The Walung people (also Walung-ngas, Walungpa) are the indigenous inhabitants of the region around Olangchung Gola. They are descended from Tibetan settlers from the 7th century. The primary occupation of the Walung people is trade and herding yaks and dzos. The Walung have resided in Nepal for a long time, but exactly how long is unknown. Estimates range from 1,300 years to just a few centuries. In the oldest recorded study conducted in the area in 1855, Joseph Hooker reported that the Walung had been there for centuries or longer.

== Culture ==

Walung people practice Nyingmapa Buddhism. A large monastery, Deki Chholing Gompa, was built 450 years ago sits on top of the main village of Olangchung Gola. The chief deity at the monastery is Chenrezi (Avalokiteśvara). The Walung people revere the monastery as their shelter from anything untoward. Historically, they would also invite Tibetan monks from Lhasa to provide teaching in this monastery. Losar (Tibetan New Year) and Futuk are the main festivals, which the people celebrate with full pomp and show. Losar celebrates the Tibetan New Year. Futuk reenacts a historical local battle.

== Language ==

The language spoken by the Walung people is the Walungge language, similar to the dialect of the Dinggyê County, Tibet and has 71% lexical similarity with the Lhasa Tibetan. Clark (2019) places it in a group which he calls "WDT Bhote", where the three varieties are Walungge, Thudam, and Dhokpya (Thokpya, Tokpegola). The speakers of these varieties reside in Taplejung and Sankhuwasabha in Province No. 1, Nepal, although some speakers reported areas outside of those districts, including in Tibet, where the language is also spoken. These claims have not been investigated. There is a lack of connection between the various villages, especially regarding language names. Clark (2019) received a variety of names when asking the question "what are the names for your language and people group?", and states that many Walung use "Sherpa" to identify both, along with "Bhote". When asking "Do any groups of villages speak the same way [as yours]?", Clark received varying answers from his four sites, where each indicated Walung, Walung indicated Yangma (which was not one of the study sites) and Tibet, and Ghunsa indicated all four study sites.

=== Other Names ===
Walungge has also been known as Walungge Keccya, Halungge, Walongchung Gola, and Walunggi.

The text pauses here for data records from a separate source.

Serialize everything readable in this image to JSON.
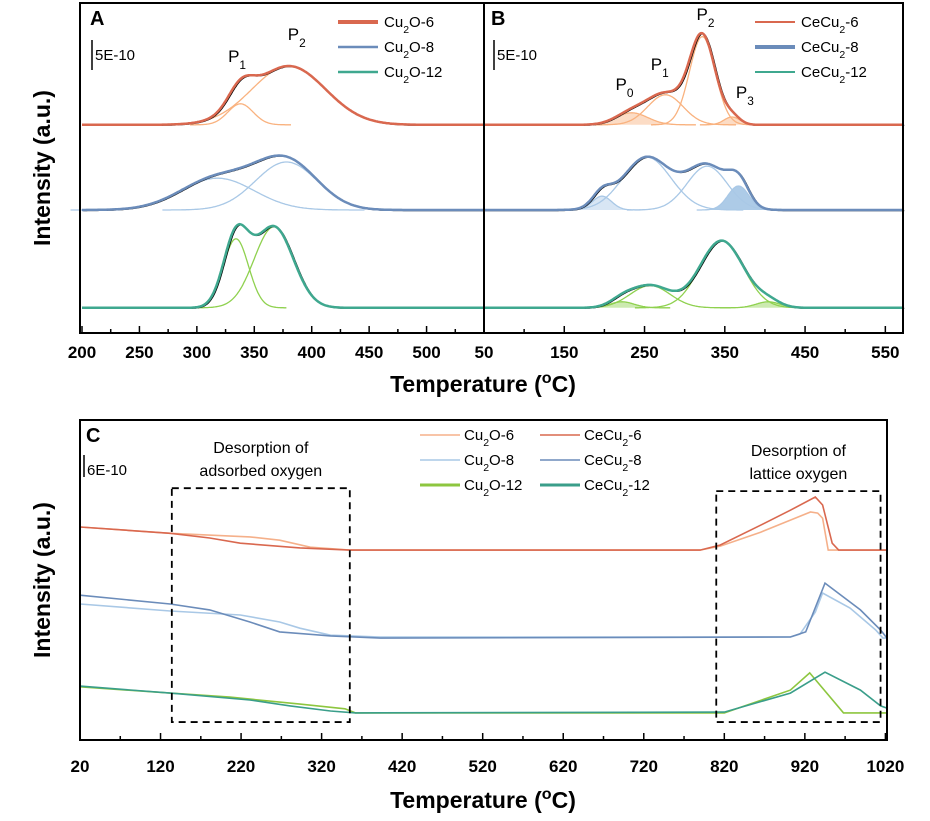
{
  "chart_data": [
    {
      "panel": "A",
      "type": "line",
      "xlabel": "Temperature (oC)",
      "ylabel": "Intensity (a.u.)",
      "xlim": [
        200,
        550
      ],
      "xticks": [
        200,
        250,
        300,
        350,
        400,
        450,
        500
      ],
      "ylim": [
        0,
        55
      ],
      "grid": false,
      "legend_position": "top-right",
      "scale_bar": {
        "label": "5E-10",
        "value": 5
      },
      "series": [
        {
          "name": "Cu2O-6",
          "color": "#d9684f",
          "component_color": "#f9b27f",
          "offset": 34.7,
          "components": [
            {
              "center": 338,
              "height": 3.5,
              "sigma": 11
            },
            {
              "center": 380,
              "height": 9.8,
              "sigma": 32
            }
          ]
        },
        {
          "name": "Cu2O-8",
          "color": "#6b8cba",
          "component_color": "#a9c8e6",
          "offset": 20.5,
          "components": [
            {
              "center": 318,
              "height": 5.3,
              "sigma": 32
            },
            {
              "center": 378,
              "height": 8.0,
              "sigma": 27
            }
          ]
        },
        {
          "name": "Cu2O-12",
          "color": "#3fa88f",
          "component_color": "#8fd14f",
          "offset": 4.2,
          "components": [
            {
              "center": 334,
              "height": 11.5,
              "sigma": 11
            },
            {
              "center": 367,
              "height": 13.5,
              "sigma": 17
            }
          ]
        }
      ],
      "peak_labels": [
        {
          "text": "P1",
          "x": 335,
          "y": 45.2
        },
        {
          "text": "P2",
          "x": 387,
          "y": 48.8
        }
      ]
    },
    {
      "panel": "B",
      "type": "line",
      "xlabel": "Temperature (oC)",
      "xlim": [
        50,
        572
      ],
      "xticks": [
        50,
        150,
        250,
        350,
        450,
        550
      ],
      "ylim": [
        0,
        55
      ],
      "grid": false,
      "legend_position": "top-right",
      "scale_bar": {
        "label": "5E-10",
        "value": 5
      },
      "series": [
        {
          "name": "CeCu2-6",
          "color": "#d9684f",
          "component_color": "#f9b27f",
          "offset": 34.7,
          "components": [
            {
              "center": 234,
              "height": 2.0,
              "sigma": 20,
              "filled": true
            },
            {
              "center": 276,
              "height": 5.0,
              "sigma": 22
            },
            {
              "center": 322,
              "height": 14.7,
              "sigma": 16
            },
            {
              "center": 359,
              "height": 1.3,
              "sigma": 10,
              "filled": true
            }
          ]
        },
        {
          "name": "CeCu2-8",
          "color": "#6b8cba",
          "component_color": "#a9c8e6",
          "offset": 20.5,
          "components": [
            {
              "center": 197,
              "height": 2.3,
              "sigma": 12,
              "filled": true
            },
            {
              "center": 253,
              "height": 8.8,
              "sigma": 30
            },
            {
              "center": 328,
              "height": 7.3,
              "sigma": 25
            },
            {
              "center": 367,
              "height": 4.0,
              "sigma": 13,
              "filled": true,
              "strong": true
            }
          ]
        },
        {
          "name": "CeCu2-12",
          "color": "#3fa88f",
          "component_color": "#8fd14f",
          "offset": 4.2,
          "components": [
            {
              "center": 222,
              "height": 1.0,
              "sigma": 15,
              "filled": true
            },
            {
              "center": 257,
              "height": 3.7,
              "sigma": 25
            },
            {
              "center": 346,
              "height": 11.2,
              "sigma": 27
            },
            {
              "center": 404,
              "height": 1.0,
              "sigma": 15,
              "filled": true
            }
          ]
        }
      ],
      "peak_labels": [
        {
          "text": "P0",
          "x": 225,
          "y": 40.5
        },
        {
          "text": "P1",
          "x": 269,
          "y": 43.8
        },
        {
          "text": "P2",
          "x": 326,
          "y": 52.2
        },
        {
          "text": "P3",
          "x": 375,
          "y": 39.2
        }
      ]
    },
    {
      "panel": "C",
      "type": "line",
      "xlabel": "Temperature (oC)",
      "ylabel": "Intensity (a.u.)",
      "xlim": [
        20,
        1022
      ],
      "xticks": [
        20,
        120,
        220,
        320,
        420,
        520,
        620,
        720,
        820,
        920,
        1020
      ],
      "ylim": [
        0,
        87.3
      ],
      "grid": false,
      "legend_position": "top-center",
      "scale_bar": {
        "label": "6E-10",
        "value": 6
      },
      "series": [
        {
          "name": "Cu2O-6",
          "color": "#f5b08a",
          "points": [
            [
              20,
              58.1
            ],
            [
              132,
              56.4
            ],
            [
              231,
              55.4
            ],
            [
              268,
              54.5
            ],
            [
              306,
              52.6
            ],
            [
              355,
              51.8
            ],
            [
              790,
              51.8
            ],
            [
              815,
              52.9
            ],
            [
              865,
              56.7
            ],
            [
              902,
              60
            ],
            [
              927,
              62.2
            ],
            [
              936,
              61.9
            ],
            [
              942,
              60.5
            ],
            [
              949,
              51.8
            ],
            [
              976,
              51.8
            ],
            [
              1022,
              51.8
            ]
          ]
        },
        {
          "name": "CeCu2-6",
          "color": "#d9684f",
          "points": [
            [
              20,
              58.1
            ],
            [
              132,
              56.4
            ],
            [
              181,
              55.1
            ],
            [
              219,
              53.7
            ],
            [
              293,
              52.4
            ],
            [
              355,
              51.8
            ],
            [
              790,
              51.8
            ],
            [
              815,
              53.2
            ],
            [
              865,
              58.6
            ],
            [
              902,
              62.7
            ],
            [
              933,
              66.3
            ],
            [
              942,
              64.1
            ],
            [
              954,
              53.7
            ],
            [
              962,
              51.8
            ],
            [
              1022,
              51.8
            ]
          ]
        },
        {
          "name": "Cu2O-8",
          "color": "#a9c8e6",
          "points": [
            [
              20,
              37.1
            ],
            [
              132,
              35.2
            ],
            [
              219,
              34.1
            ],
            [
              268,
              32.2
            ],
            [
              293,
              30.5
            ],
            [
              331,
              28.6
            ],
            [
              393,
              28.1
            ],
            [
              902,
              28.1
            ],
            [
              914,
              28.9
            ],
            [
              933,
              34.9
            ],
            [
              942,
              40.1
            ],
            [
              976,
              36
            ],
            [
              1008,
              30
            ],
            [
              1017,
              27.8
            ],
            [
              1022,
              27.8
            ]
          ]
        },
        {
          "name": "CeCu2-8",
          "color": "#6b8cba",
          "points": [
            [
              20,
              39.5
            ],
            [
              132,
              37.1
            ],
            [
              181,
              35.5
            ],
            [
              231,
              32.2
            ],
            [
              268,
              29.5
            ],
            [
              331,
              28.4
            ],
            [
              393,
              27.8
            ],
            [
              902,
              28.1
            ],
            [
              921,
              29.5
            ],
            [
              945,
              42.8
            ],
            [
              989,
              35.5
            ],
            [
              1014,
              30
            ],
            [
              1022,
              27.8
            ]
          ]
        },
        {
          "name": "Cu2O-12",
          "color": "#8dc63f",
          "points": [
            [
              20,
              14.5
            ],
            [
              132,
              12.8
            ],
            [
              206,
              11.7
            ],
            [
              293,
              9.8
            ],
            [
              349,
              8.5
            ],
            [
              362,
              7.4
            ],
            [
              820,
              7.4
            ],
            [
              902,
              13.6
            ],
            [
              926,
              18.3
            ],
            [
              968,
              7.4
            ],
            [
              1022,
              7.4
            ]
          ]
        },
        {
          "name": "CeCu2-12",
          "color": "#3a9e8a",
          "points": [
            [
              20,
              14.7
            ],
            [
              132,
              12.8
            ],
            [
              231,
              10.9
            ],
            [
              281,
              9.3
            ],
            [
              331,
              7.9
            ],
            [
              362,
              7.4
            ],
            [
              820,
              7.6
            ],
            [
              902,
              12.8
            ],
            [
              945,
              18.5
            ],
            [
              989,
              13.6
            ],
            [
              1014,
              9.3
            ],
            [
              1022,
              8.7
            ]
          ]
        }
      ],
      "annotations": [
        {
          "lines": [
            "Desorption of",
            "adsorbed oxygen"
          ],
          "box_x": [
            134,
            355
          ],
          "box_y": [
            4.9,
            68.7
          ]
        },
        {
          "lines": [
            "Desorption of",
            "lattice oxygen"
          ],
          "box_x": [
            810,
            1014
          ],
          "box_y": [
            4.9,
            67.9
          ]
        }
      ]
    }
  ]
}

The suffix -ge or -ke is the Tibetan word for language.

=== Classification ===
The Tibetic languages as a whole are an area of conflict for the linguistic community, largely due to the complexity of the continuum of dialects that makes up the branch. Nicolas Tournadre (2014) places Walungge and Dhokpya (he calls it Tokpe Gola) under his South-Western Tibetic branch. The WDT Bhote languages are not usually the targets of study.